Sunday, December 12, 2010

Ishmael Reed, Obama, and Progressives

Leave it to Ishmael Reed (shown at left) to hit a topic on the head. The award-winning author contributed an opinion piece in today's New York Times which points out the fault line between race and the perspectives of white political progressives, using perceived "deportment" as a point of departure. The final two paragraphs of the piece offer Reed's challenging insights:

When these progressives refer to themselves as Mr. Obama’s base, all they see is themselves. They ignore polls showing steadfast support for the president among blacks and Latinos. And now they are whispering about a primary challenge against the president. Brilliant! The kind of suicidal gesture that destroyed Jimmy Carter — and a way to lose the black vote forever.

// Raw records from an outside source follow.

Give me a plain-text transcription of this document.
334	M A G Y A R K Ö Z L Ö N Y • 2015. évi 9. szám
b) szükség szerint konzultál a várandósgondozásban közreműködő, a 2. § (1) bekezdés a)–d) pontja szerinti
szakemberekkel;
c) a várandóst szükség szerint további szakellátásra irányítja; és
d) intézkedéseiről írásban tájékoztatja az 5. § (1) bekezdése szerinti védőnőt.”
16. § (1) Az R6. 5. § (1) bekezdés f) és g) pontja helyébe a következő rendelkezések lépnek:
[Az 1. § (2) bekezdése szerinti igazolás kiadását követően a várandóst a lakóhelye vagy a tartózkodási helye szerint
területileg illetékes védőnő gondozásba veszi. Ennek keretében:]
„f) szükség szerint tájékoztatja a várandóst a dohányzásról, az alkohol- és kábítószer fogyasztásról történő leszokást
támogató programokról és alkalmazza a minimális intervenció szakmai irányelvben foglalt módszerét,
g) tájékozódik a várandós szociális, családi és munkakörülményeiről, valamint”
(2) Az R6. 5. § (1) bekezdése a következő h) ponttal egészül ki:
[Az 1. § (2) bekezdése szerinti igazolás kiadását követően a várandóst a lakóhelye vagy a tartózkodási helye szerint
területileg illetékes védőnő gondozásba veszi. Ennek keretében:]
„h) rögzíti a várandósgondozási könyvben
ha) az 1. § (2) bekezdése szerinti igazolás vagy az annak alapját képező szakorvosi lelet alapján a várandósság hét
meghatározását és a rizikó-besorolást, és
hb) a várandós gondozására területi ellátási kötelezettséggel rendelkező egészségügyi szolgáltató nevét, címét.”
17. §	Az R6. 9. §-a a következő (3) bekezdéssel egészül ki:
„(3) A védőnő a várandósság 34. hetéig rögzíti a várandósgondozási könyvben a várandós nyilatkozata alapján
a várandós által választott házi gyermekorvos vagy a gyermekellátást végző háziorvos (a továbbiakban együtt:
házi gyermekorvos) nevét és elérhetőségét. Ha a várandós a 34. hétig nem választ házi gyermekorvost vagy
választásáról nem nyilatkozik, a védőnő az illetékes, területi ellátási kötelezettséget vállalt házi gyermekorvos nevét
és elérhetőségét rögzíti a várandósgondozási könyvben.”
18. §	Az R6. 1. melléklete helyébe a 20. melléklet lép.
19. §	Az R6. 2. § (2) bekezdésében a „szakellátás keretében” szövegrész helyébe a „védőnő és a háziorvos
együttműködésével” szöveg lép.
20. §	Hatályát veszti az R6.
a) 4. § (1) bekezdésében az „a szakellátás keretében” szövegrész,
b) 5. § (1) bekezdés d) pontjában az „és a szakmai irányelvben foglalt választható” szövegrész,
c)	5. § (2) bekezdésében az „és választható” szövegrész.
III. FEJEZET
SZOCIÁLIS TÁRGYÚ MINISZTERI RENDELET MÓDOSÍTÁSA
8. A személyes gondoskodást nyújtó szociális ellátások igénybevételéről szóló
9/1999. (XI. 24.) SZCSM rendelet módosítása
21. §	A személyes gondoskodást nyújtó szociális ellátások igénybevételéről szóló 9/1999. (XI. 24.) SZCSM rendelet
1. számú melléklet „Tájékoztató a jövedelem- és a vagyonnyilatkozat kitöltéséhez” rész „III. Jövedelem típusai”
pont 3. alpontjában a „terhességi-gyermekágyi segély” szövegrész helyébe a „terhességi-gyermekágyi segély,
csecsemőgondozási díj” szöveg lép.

Unlike white progressives, blacks and Latinos are not used to getting it all. They know how it feels to be unemployed and unable to buy your children Christmas presents. They know when not to shout. The president, the coolest man in the room, who worked among the unemployed in Chicago, knows too.

For some time, I viewed white progressive embrace of Obama as fundamentally a class issue, in which progressives brushed aside race. Obama was "someone like us." He went to Harvard, he played basketball, he was thin, he was an attorney, he was comfortable with ideas that played well in aspirational households. In many ways, Obama was the anti-George W. Bush, whose boorish behavior and thoughtless leadership repulsed progressives (and others, eventually).

The class prejudice became evident when the Republican Party nominated Sarah Palin as its vice-presidential candidate in the 2008 presidential election. The smarmy vituperation against the former Alaska governor was striking for its free-for-all intensity. She was "white trash," "stupid," "vain"; she was the anti-Hillary Clinton. She didn't read what "our kind of people read," a point Katie Couric's interview with Palin made evident. The point of Couric's question was to give Palin a chance to show she was "someone like us." (That approach of Couric's inquiry has been the essence of the "fairness" argument on the CBS News anchor's behalf.) Once Palin whiffed on Couric's question, the classists expressed alarm that a backwoods moron could be a McCain heart attack away from the Oval Office. (The classists conveniently forgot about Ronald Reagan and his equally light intellectual curiosity.)

White progressives have assumed since the 2008 Democratic primaries that Obama was "one of us." Instead of viewing the then-US senator as a human being with ambitions and flaws, he became a "cause" with "fans." This fragile, insubstantial perspective would inevitably be shattered once Obama became president. To some extent, Obama courted this disenchantment by vaguely promising "change" in the 2008 election.

The wake-up call for classists came in the 2010 election, in which right-wing candidates routed nearly anyone associated with Obama and the Democratic Party. For classists, the election meant a return to being out of power, and taking comfort in an unjustified attitude of smug superiority. Maybe they could take a collective year away, like Elizabeth Gilbert did, write a memoir about their experiences, and have Julia Roberts be the bankable star for the film version of the work. The bad news for the classists is that Sarah Palin wrote a best-selling memoir, too. Unlike Gilbert, she does not have a Hollywood doppelganger.

Let's just say each book had its unique audience. Obama, to his credit, understands this class divide. Now he has to work to maintain a coalition of classists and out-of-the-money folks (mainly African-American and Latino) to counterpoint Tea Party fanatics, in-the-money fixers, and those who profit or believe in the American political status quo.

Keep in mind Republican harassment of Obama, via congressional hearings and other dreadful witch-hunts, will escalate in January 2011. Now there's a "deportment" issue waiting to happen.